The fruits of his own quest for meaning translated into art, not music, although the hip hop inspiration, and earlier stylistic flourishes including whimsy, are still very much in evidence.

“With Ghetto Gods, I was inspired by all the different religions and traditions and spiritualities that I’ve touched on throughout my journey as an artist,” he explains.

“ArchAngel of Fire & Light,” 48×96. “While I was going through my spiritual journey, I started to realize how many deities overlap each other. Deities that represent the sun that have been misunderstood throughout the ages. I’m a Leo, so I resonate deeply with the fire and lightning aspects.

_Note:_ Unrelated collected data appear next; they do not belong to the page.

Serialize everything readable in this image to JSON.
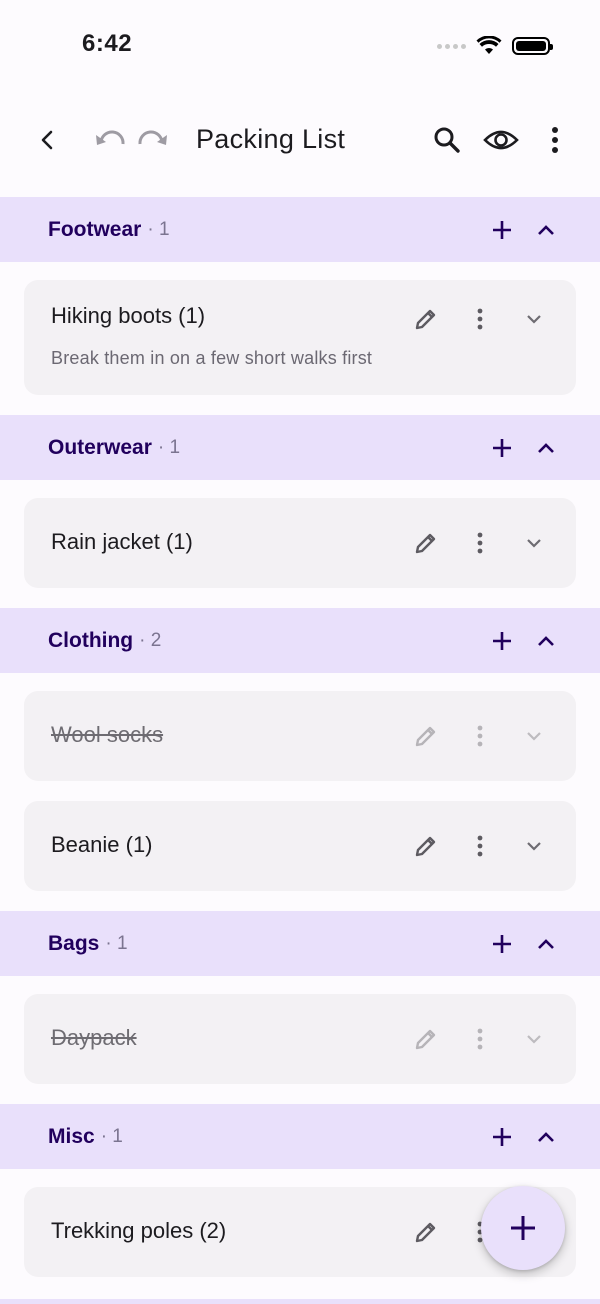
{
  "status": {
    "time": "6:42"
  },
  "app_bar": {
    "title": "Packing List"
  },
  "groups": [
    {
      "name": "Footwear",
      "count": "· 1",
      "items": [
        {
          "name": "Hiking boots (1)",
          "note": "Break them in on a few short walks first",
          "done": false
        }
      ]
    },
    {
      "name": "Outerwear",
      "count": "· 1",
      "items": [
        {
          "name": "Rain jacket (1)",
          "done": false
        }
      ]
    },
    {
      "name": "Clothing",
      "count": "· 2",
      "items": [
        {
          "name": "Wool socks",
          "done": true
        },
        {
          "name": "Beanie (1)",
          "done": false
        }
      ]
    },
    {
      "name": "Bags",
      "count": "· 1",
      "items": [
        {
          "name": "Daypack",
          "done": true
        }
      ]
    },
    {
      "name": "Misc",
      "count": "· 1",
      "items": [
        {
          "name": "Trekking poles (2)",
          "done": false
        }
      ]
    }
  ],
  "icons": {
    "back": "back-arrow-icon",
    "undo": "undo-icon",
    "redo": "redo-icon",
    "search": "search-icon",
    "visibility": "eye-icon",
    "more": "more-vert-icon",
    "add": "plus-icon",
    "collapse": "chevron-up-icon",
    "expand": "chevron-down-icon",
    "edit": "pencil-icon"
  },
  "colors": {
    "header_bg": "#e9e0fb",
    "header_text": "#21005d",
    "card_bg": "#f3f1f4",
    "fab_bg": "#e9e0fb"
  }
}
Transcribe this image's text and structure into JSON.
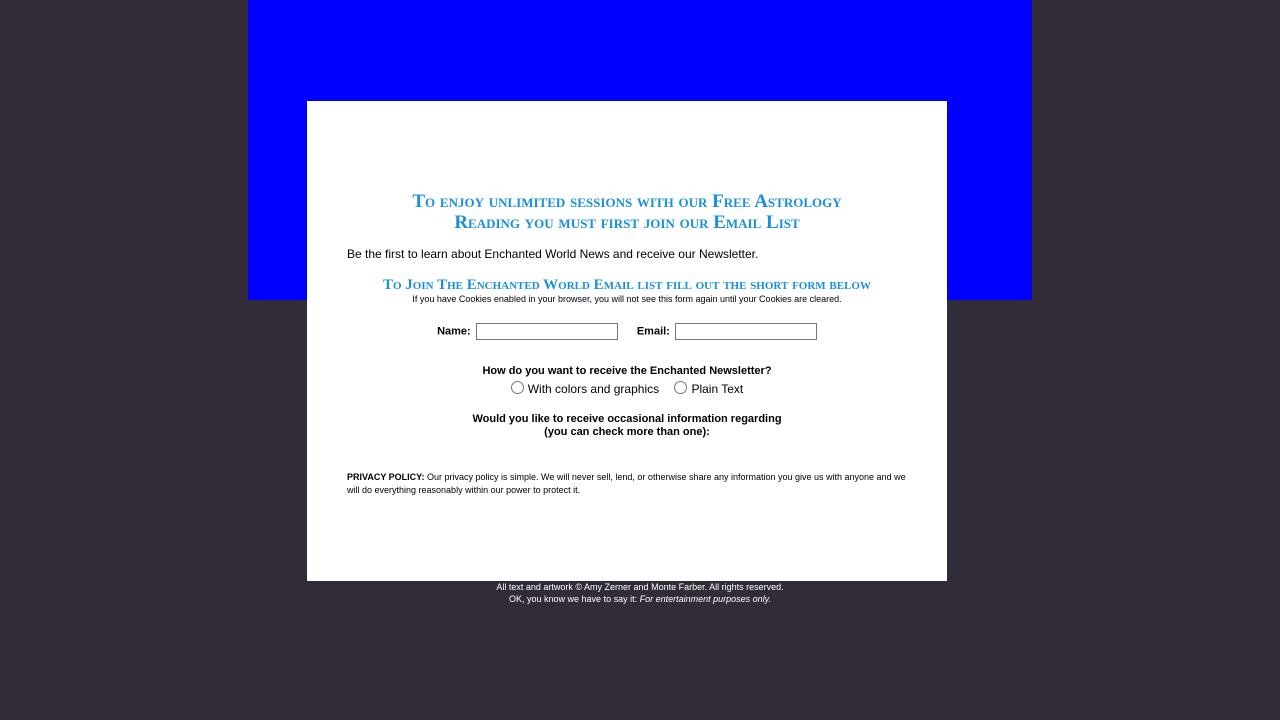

So coming into power as a young man is like seeing these different attributes line up in front of me.”

“I wanted to find a way to use terms of endearment within the artwork. Because when I first started off, a lot of my characters were completely blank of color – they were completely white, and I wanted to have more representation of what I look like, and what I know I look like.

“And looking at people in the community, friends, and seeing their spirituality, or their spiritual attributes, and basically turning them into deities in a sense.”

Is maturing the correct verb here? Probably not, since playfulness, and the refusal to adhere to rules of conformity, are essential to the work of an artist.

Reed-Diop knows what’s going on. “I’m starting to get more relaxed,” he says, “and realizing that I’m an artist and I can just paint a picture – I don’t have to make it perfect and clean like a comic book. It can just be a nice painting.”

Since I was younger, the topic of religion has always been interesting to me. Always finding myself in debates with my elders on things that just didn’t make sense. As grew, this disconnection with the church allowed me to see other cultures’ explanation for life and humanity.

Jabari Reed-Diop, artist statement for ‘Ghetto Gods’

Friday’s reception (6-8 p.m.) is free and open to the public. thestudio@620 website.

“Skill of David Ego of Goliath,” 24×24. “A lot of people are mistaken in the belief that David was at a disadvantage – no, he’s trained his entire life for this moment. And he knew that he had the power, when God had called on him. And he had the confidence of Goliath. But he was also armed with the skill of the sling; in their day, that was the equivalent of an archer. He was definitely well-prepared for the battle spiritually, mentally and physically. More than people like to believe.”